Lahore is lovely. The 4,000-year-old city is full of fascinating historic sites, including the Walled City and the Lahore Fort. Mosques, temples, and churches stand near one another with religious tolerance. It’s artsy (Lollywood is where movies are made), educated (university students seem to outnumber everyone else at times), and cosmopolitan (look up at the new skyscrapers). And it’s green. Extensive gardens, flowering trees, and lush grass—even in the center of the city—earned it the nickname the City of Gardens. It’s also liberal, wealthy, and surprisingly friendly. So what’s the problem?
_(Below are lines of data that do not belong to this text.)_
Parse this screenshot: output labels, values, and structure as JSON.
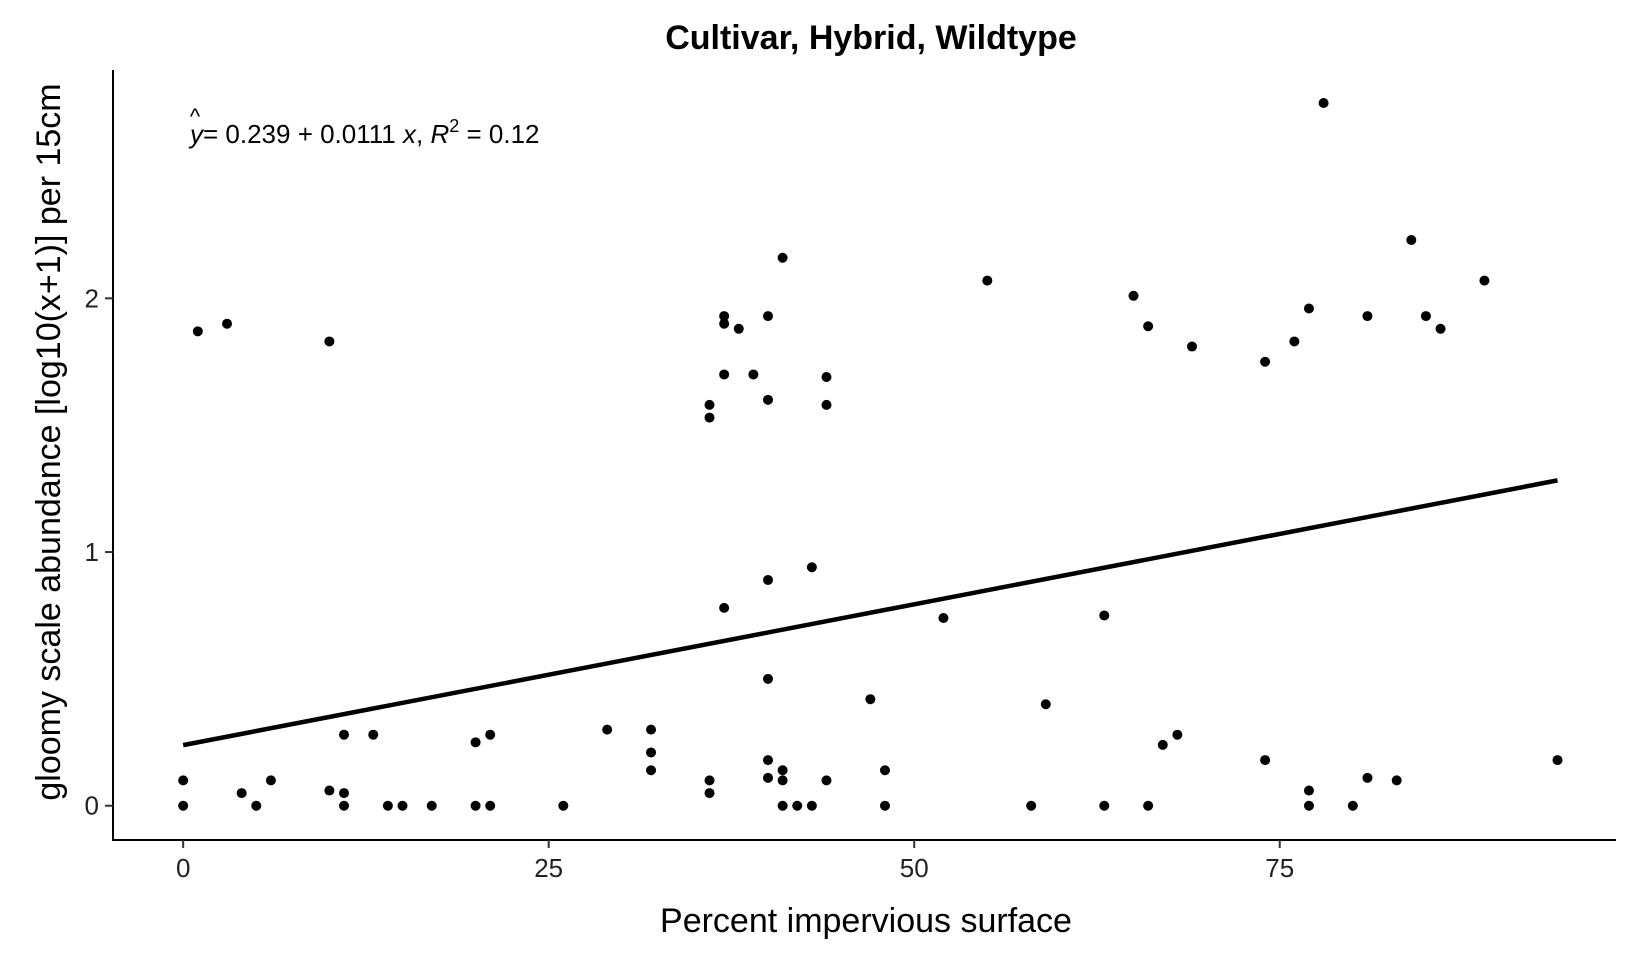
{
  "chart_data": {
    "type": "scatter",
    "title": "Cultivar, Hybrid, Wildtype",
    "xlabel": "Percent impervious surface",
    "ylabel": "gloomy scale abundance [log10(x+1)] per 15cm",
    "xlim": [
      -4.8,
      98
    ],
    "ylim": [
      -0.135,
      2.9
    ],
    "x_ticks": [
      0,
      25,
      50,
      75
    ],
    "x_tick_labels": [
      "0",
      "25",
      "50",
      "75"
    ],
    "y_ticks": [
      0,
      1,
      2
    ],
    "y_tick_labels": [
      "0",
      "1",
      "2"
    ],
    "grid": false,
    "legend": "none",
    "equation": {
      "yhat": "y",
      "eq_text": "= 0.239 + 0.0111 ",
      "x_symbol": "x",
      "comma": ", ",
      "r_symbol": "R",
      "r_exponent": "2",
      "r_value": " = 0.12"
    },
    "fit": {
      "intercept": 0.239,
      "slope": 0.0111,
      "x_range": [
        0,
        94
      ]
    },
    "points": [
      {
        "x": 0,
        "y": 0
      },
      {
        "x": 0,
        "y": 0.1
      },
      {
        "x": 1,
        "y": 1.87
      },
      {
        "x": 3,
        "y": 1.9
      },
      {
        "x": 4,
        "y": 0.05
      },
      {
        "x": 5,
        "y": 0
      },
      {
        "x": 6,
        "y": 0.1
      },
      {
        "x": 10,
        "y": 1.83
      },
      {
        "x": 10,
        "y": 0.06
      },
      {
        "x": 11,
        "y": 0.28
      },
      {
        "x": 11,
        "y": 0.05
      },
      {
        "x": 11,
        "y": 0
      },
      {
        "x": 13,
        "y": 0.28
      },
      {
        "x": 14,
        "y": 0
      },
      {
        "x": 15,
        "y": 0
      },
      {
        "x": 17,
        "y": 0
      },
      {
        "x": 20,
        "y": 0.25
      },
      {
        "x": 20,
        "y": 0
      },
      {
        "x": 21,
        "y": 0.28
      },
      {
        "x": 21,
        "y": 0
      },
      {
        "x": 26,
        "y": 0
      },
      {
        "x": 29,
        "y": 0.3
      },
      {
        "x": 32,
        "y": 0.3
      },
      {
        "x": 32,
        "y": 0.21
      },
      {
        "x": 32,
        "y": 0.14
      },
      {
        "x": 36,
        "y": 1.58
      },
      {
        "x": 36,
        "y": 1.53
      },
      {
        "x": 36,
        "y": 0.1
      },
      {
        "x": 36,
        "y": 0.05
      },
      {
        "x": 37,
        "y": 1.93
      },
      {
        "x": 37,
        "y": 1.9
      },
      {
        "x": 37,
        "y": 1.7
      },
      {
        "x": 37,
        "y": 0.78
      },
      {
        "x": 38,
        "y": 1.88
      },
      {
        "x": 39,
        "y": 1.7
      },
      {
        "x": 40,
        "y": 1.93
      },
      {
        "x": 40,
        "y": 1.6
      },
      {
        "x": 40,
        "y": 0.89
      },
      {
        "x": 40,
        "y": 0.5
      },
      {
        "x": 40,
        "y": 0.18
      },
      {
        "x": 40,
        "y": 0.11
      },
      {
        "x": 41,
        "y": 2.16
      },
      {
        "x": 41,
        "y": 0.14
      },
      {
        "x": 41,
        "y": 0.1
      },
      {
        "x": 41,
        "y": 0
      },
      {
        "x": 42,
        "y": 0
      },
      {
        "x": 43,
        "y": 0.94
      },
      {
        "x": 43,
        "y": 0
      },
      {
        "x": 44,
        "y": 1.69
      },
      {
        "x": 44,
        "y": 1.58
      },
      {
        "x": 44,
        "y": 0.1
      },
      {
        "x": 47,
        "y": 0.42
      },
      {
        "x": 48,
        "y": 0.14
      },
      {
        "x": 48,
        "y": 0
      },
      {
        "x": 52,
        "y": 0.74
      },
      {
        "x": 55,
        "y": 2.07
      },
      {
        "x": 58,
        "y": 0
      },
      {
        "x": 59,
        "y": 0.4
      },
      {
        "x": 63,
        "y": 0.75
      },
      {
        "x": 63,
        "y": 0
      },
      {
        "x": 65,
        "y": 2.01
      },
      {
        "x": 66,
        "y": 1.89
      },
      {
        "x": 66,
        "y": 0
      },
      {
        "x": 67,
        "y": 0.24
      },
      {
        "x": 68,
        "y": 0.28
      },
      {
        "x": 69,
        "y": 1.81
      },
      {
        "x": 74,
        "y": 1.75
      },
      {
        "x": 74,
        "y": 0.18
      },
      {
        "x": 76,
        "y": 1.83
      },
      {
        "x": 77,
        "y": 1.96
      },
      {
        "x": 77,
        "y": 0.06
      },
      {
        "x": 77,
        "y": 0
      },
      {
        "x": 78,
        "y": 2.77
      },
      {
        "x": 80,
        "y": 0
      },
      {
        "x": 81,
        "y": 1.93
      },
      {
        "x": 81,
        "y": 0.11
      },
      {
        "x": 83,
        "y": 0.1
      },
      {
        "x": 84,
        "y": 2.23
      },
      {
        "x": 85,
        "y": 1.93
      },
      {
        "x": 86,
        "y": 1.88
      },
      {
        "x": 89,
        "y": 2.07
      },
      {
        "x": 94,
        "y": 0.18
      }
    ]
  }
}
The issue is Pakistan. The country was created as an independent homeland for India’s Muslims in 1947. Unfortunately, independence did not bring peace. Wars, coups, assassinations, and terrorism have plagued the South Asian country ever since. Many other countries warn against non-essential travel to Pakistan. Security just can’t be guaranteed. Somehow Lahore has remained a major tourist destination, though.
In theory, Lahore should be one of the world’s most contested cities. It’s in the region of Punjab, which was divided between India and Pakistan when the latter was created. One half is now a state in North India. The other half is a province—Lahore is its capital—in northeastern Pakistan. The Punjabi people maintain the strongest connection between the two countries.
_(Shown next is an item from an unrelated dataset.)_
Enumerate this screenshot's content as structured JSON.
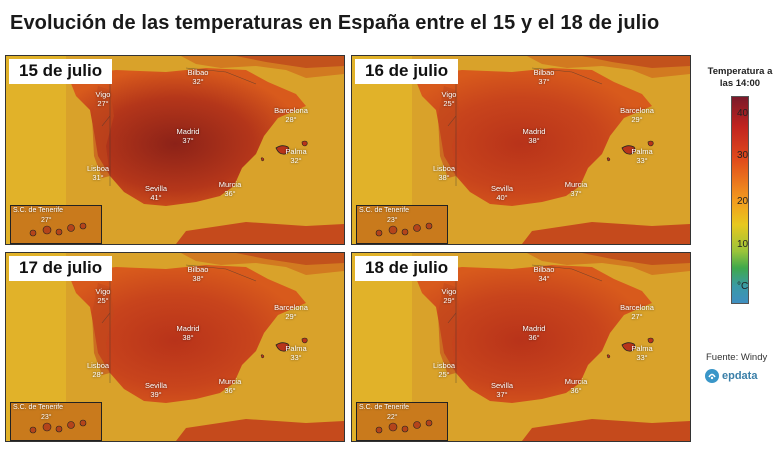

So, without telling your mother, you decide to plan a trip to a part of the world you never expected to see. You spend the long flight reading about the city’s even longer history. It was ruled by everyone from the Hindu Shahis and the Ghurids to the Persians and the British before Pakistan was created. After connecting in the Middle East—Doha and Dubai have a lot of flights—you land at Pakistan’s second-largest airport. Most people are speaking Punjabi, of course. They easily transition to English before you open your mouth to speak.
A shuttle is waiting for you outside. It will bring you to the Nishat Hotel near Liberty Market. The boutique hotel is modern and more elegant than you initially expected. Shades of gray and black-and-white photographs decorate your room. There’s an indoor heated pool, a lounge with mostly black furniture, and a restaurant that serves something for everyone. Palak gosht, dal parka, Lahori fried fish, and roghni naan fill the Pakistani menu. The list makes your mouth water for the street food ahead of you.
So you begin exploring. You head toward the Walled City, which was fortified during the Mughal era. It was built with 13 gates; only one survived the British demolition. You pass the carved, red sandstone Badshahi Mosque and the mudbrick Lahore Fort along the way. The whole time you keep an eye out for someone selling zafrani kulfi. You’ve been told that the saffron-infused ice cream with toasted pistachios is the best treat during the midday’s oppressive heat. Just like the city, you want to find out for yourself.